O autor utiliza diversos estilos narrativos para nos contar a trajetória de Ultimo Parri, primeiro e único filho do casal Libero e Florence Parri. Nascido no norte da Itália, em fins do século 19, Ultimo foi uma criança frágil e doente que, apesar disso, conseguiu sobreviver a todas as ameaças. Seu pai era um produtor de leite que, após ver uma corrida de carros, decide vender todas as vacas para montar uma oficina, a Garagem Libero Parri. Vale lembrar que estamos falando do início do século 20, em que carros eram raros e que as corridas, quando existiam, normalmente eram feitas pelas estradas existentes, atravessando diversas cidades com a população acotovelada à beira da rodovia, não raro com diversas mortes de pilotos e espectadores.
(Para nos ambientar neste momento da história, Baricco reconta à sua maneira uma histórica corrida, a Paris-Madri de 1903, interrompida na metade pelo governo francês por conta do número de mortos e feridos ainda nas etapas iniciais. Mais importante que o número de mortos, é a narrativa de como os pilotos eram vistos pelo resto da população: aventureiros, os novos pioneiros, os desafiadores do bom senso e do comodismo, os intrépidos e românticos personagens de um novo século, de máquinas e velocidade.)
Motivo de vida
Aos poucos, Libero Parri vai se envolvendo com o mundo dos motores. E a cada passo ele faz questão de ser acompanhado por Ultimo. No entanto, este, mais do que motores ou carros, está apaixonado pela estrada, pelas curvas que ela possui, pelas retas sem fim e por uma pequena elevação na estrada perto da sua casa, capaz de tirar as rodas de um carro do chão caso se aproxime em alta velocidade. E quando pai e filho vão a Turim para falar com o criador dos veículos Ítala e saem dali como representantes da marca para o norte da Itália — nesta noite em que finalmente entram no mundo dos negócios do automobilismo —, Libero toma umas e outras em um bar e sai perdido na neblina turinense para ficar dando voltas em torno de uma quadra. O fato de ver-se sempre no mesmo lugar, em vez de assustar ou aborrecer Ultimo, o encanta. Ali ele encontra o seu destino, o seu motivo de vida que o acompanharia para sempre. Desde este momento, toda a vida de Ultimo será uma viagem em busca do desenho perfeito de seu circuito e do local onde ele seria construído.
Baricco nos faz acompanhar Ultimo por vários lugares durante a sua existência. Começando pela sua infância e pré-adolescência no norte da Itália, passando pelas trincheiras de Caporetto durante a Primeira Guerra Mundial, seguindo para os Estados Unidos e de volta à Europa, Baricco nos conta não um roteiro de viagem, mas um memorial sentimental de vários personagens a respeito de Ultimo.

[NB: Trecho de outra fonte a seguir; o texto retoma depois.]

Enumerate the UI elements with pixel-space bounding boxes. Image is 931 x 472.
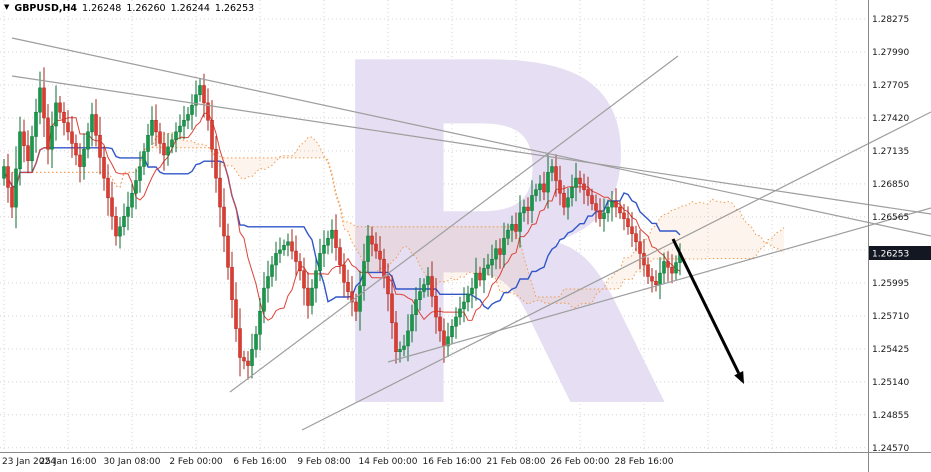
time-axis-label: 6 Feb 16:00 bbox=[233, 457, 287, 467]
price-axis-label: 1.26850 bbox=[872, 180, 909, 190]
kijun-sen-line bbox=[3, 147, 681, 310]
price-axis: 1.28275 1.27990 1.27705 1.27420 1.27135 1.268… bbox=[869, 15, 931, 454]
price-axis-label: 1.27420 bbox=[872, 114, 909, 124]
close-value: 1.26253 bbox=[214, 3, 255, 14]
current-price-label: 1.26253 bbox=[872, 250, 909, 260]
open-value: 1.26248 bbox=[82, 3, 122, 14]
time-axis-label: 25 Jan 16:00 bbox=[40, 457, 97, 467]
time-axis-label: 26 Feb 00:00 bbox=[550, 457, 609, 467]
candles-layer bbox=[2, 67, 682, 380]
time-axis-label: 30 Jan 08:00 bbox=[104, 457, 161, 467]
price-axis-label: 1.25995 bbox=[872, 279, 909, 289]
tenkan-sen-line bbox=[3, 112, 681, 321]
time-axis-label: 9 Feb 08:00 bbox=[297, 457, 351, 467]
chart-marker-icon: ▼ bbox=[4, 3, 10, 11]
senkou-span-b-line bbox=[4, 147, 785, 298]
time-axis-label: 2 Feb 00:00 bbox=[169, 457, 223, 467]
time-axis-label: 21 Feb 08:00 bbox=[486, 457, 545, 467]
current-price-box bbox=[869, 246, 931, 260]
trendline[interactable] bbox=[229, 55, 679, 393]
price-axis-label: 1.26565 bbox=[872, 213, 909, 223]
symbol-label: GBPUSD,H4 bbox=[14, 3, 78, 14]
price-axis-label: 1.25710 bbox=[872, 312, 909, 322]
price-axis-label: 1.27135 bbox=[872, 147, 909, 157]
grid bbox=[0, 0, 868, 452]
price-axis-label: 1.25140 bbox=[872, 378, 909, 388]
time-axis-label: 28 Feb 16:00 bbox=[614, 457, 673, 467]
trendline[interactable] bbox=[387, 207, 931, 363]
trendline[interactable] bbox=[11, 37, 931, 237]
trendline[interactable] bbox=[301, 111, 931, 431]
low-value: 1.26244 bbox=[170, 3, 210, 14]
price-axis-label: 1.24570 bbox=[872, 444, 909, 454]
price-axis-label: 1.27705 bbox=[872, 81, 909, 91]
price-axis-label: 1.24855 bbox=[872, 411, 909, 421]
ohlc-header: ▼ GBPUSD,H4 1.26248 1.26260 1.26244 1.26… bbox=[4, 3, 254, 14]
time-axis-label: 23 Jan 2024 bbox=[2, 457, 56, 467]
time-axis-label: 16 Feb 16:00 bbox=[422, 457, 481, 467]
price-axis-label: 1.28275 bbox=[872, 15, 909, 25]
trendline[interactable] bbox=[11, 75, 931, 215]
high-value: 1.26260 bbox=[126, 3, 166, 14]
time-axis-label: 14 Feb 00:00 bbox=[358, 457, 417, 467]
price-axis-label: 1.25425 bbox=[872, 345, 909, 355]
trend-arrow-head[interactable] bbox=[734, 371, 744, 384]
price-axis-label: 1.27990 bbox=[872, 48, 909, 58]
trend-arrow[interactable] bbox=[671, 238, 741, 374]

Este não é nunca o narrador da história. A visualização do circuito final de Ultimo só é possível quando chegamos às últimas páginas do livro, levados por uma personagem que poderia ser secundária, dada que a história é de Ultimo, mas que é fundamental para entender — e se emocionar — com Esta história. O livro usa a narração em terceira pessoa, a entrevista, o diário e o poético, dependendo de quem conta a história de Ultimo, para compor o quadro completo de sua vida.

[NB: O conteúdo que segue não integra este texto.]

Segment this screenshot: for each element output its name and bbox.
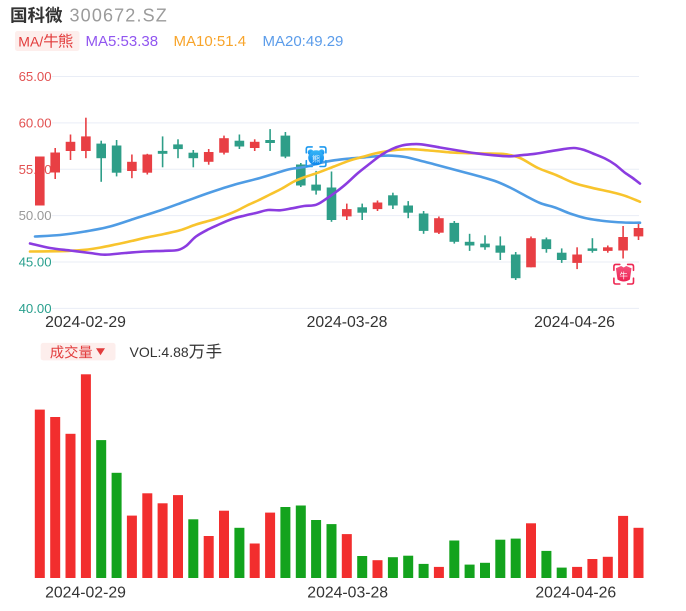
svg-text:2024-03-28: 2024-03-28 [307, 314, 388, 331]
svg-text:300672.SZ: 300672.SZ [70, 6, 168, 26]
svg-text:40.00: 40.00 [19, 301, 52, 316]
svg-text:2024-04-26: 2024-04-26 [534, 314, 615, 331]
svg-text:60.00: 60.00 [19, 116, 52, 131]
svg-text:MA20:49.29: MA20:49.29 [263, 33, 344, 50]
svg-text:MA/: MA/ [18, 34, 43, 50]
svg-text:2024-04-26: 2024-04-26 [535, 585, 616, 602]
svg-text:2024-03-28: 2024-03-28 [307, 585, 388, 602]
svg-text:VOL:4.88: VOL:4.88 [130, 344, 189, 360]
svg-text:MA10:51.4: MA10:51.4 [174, 33, 247, 50]
svg-text:2024-02-29: 2024-02-29 [45, 314, 126, 331]
svg-text:45.00: 45.00 [19, 255, 52, 270]
svg-text:65.00: 65.00 [19, 69, 52, 84]
svg-text:2024-02-29: 2024-02-29 [45, 585, 126, 602]
svg-text:MA5:53.38: MA5:53.38 [86, 33, 159, 50]
svg-text:50.00: 50.00 [19, 208, 52, 223]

Ainda que o romance tenha algumas lacunas em termos temporais, elas nem de longe comprometem o entendimento e a apreciação da obra. Baricco sabe usar bem os espaços e o silêncio em seu trabalho, além de ser altamente poético. Há muitas passagens em que ele transforma o comum e o rotineiro em poesia. No capítulo final, por exemplo, uma hospedaria ao largo da Grande Corrida, no norte da Itália, transforma-se ponto de confluência de diversas vidas, uma espécie de sintetizador de sentimentos díspares. E tão grande é a obra de Ultimo que ela sobreviverá à sua morte, por conta de outras mãos.
A diversidade de vozes, a habilidade do autor em usar silêncios e transformar gestos cotidianos em poesia, o carisma que consegue dar a Ultimo e a sua persistência em não ceder à tentação e assim preferir dar dicas, sugestões e indícios do que é a vida de Ultimo, sem que este nunca ou quase tenha voz, em vez de dizer tudo de uma só vez, tornam Esta história um livro delicioso e altamente emotivo. E, melhor de tudo, não é necessário gostar de corridas para se deixar envolver por este circuito.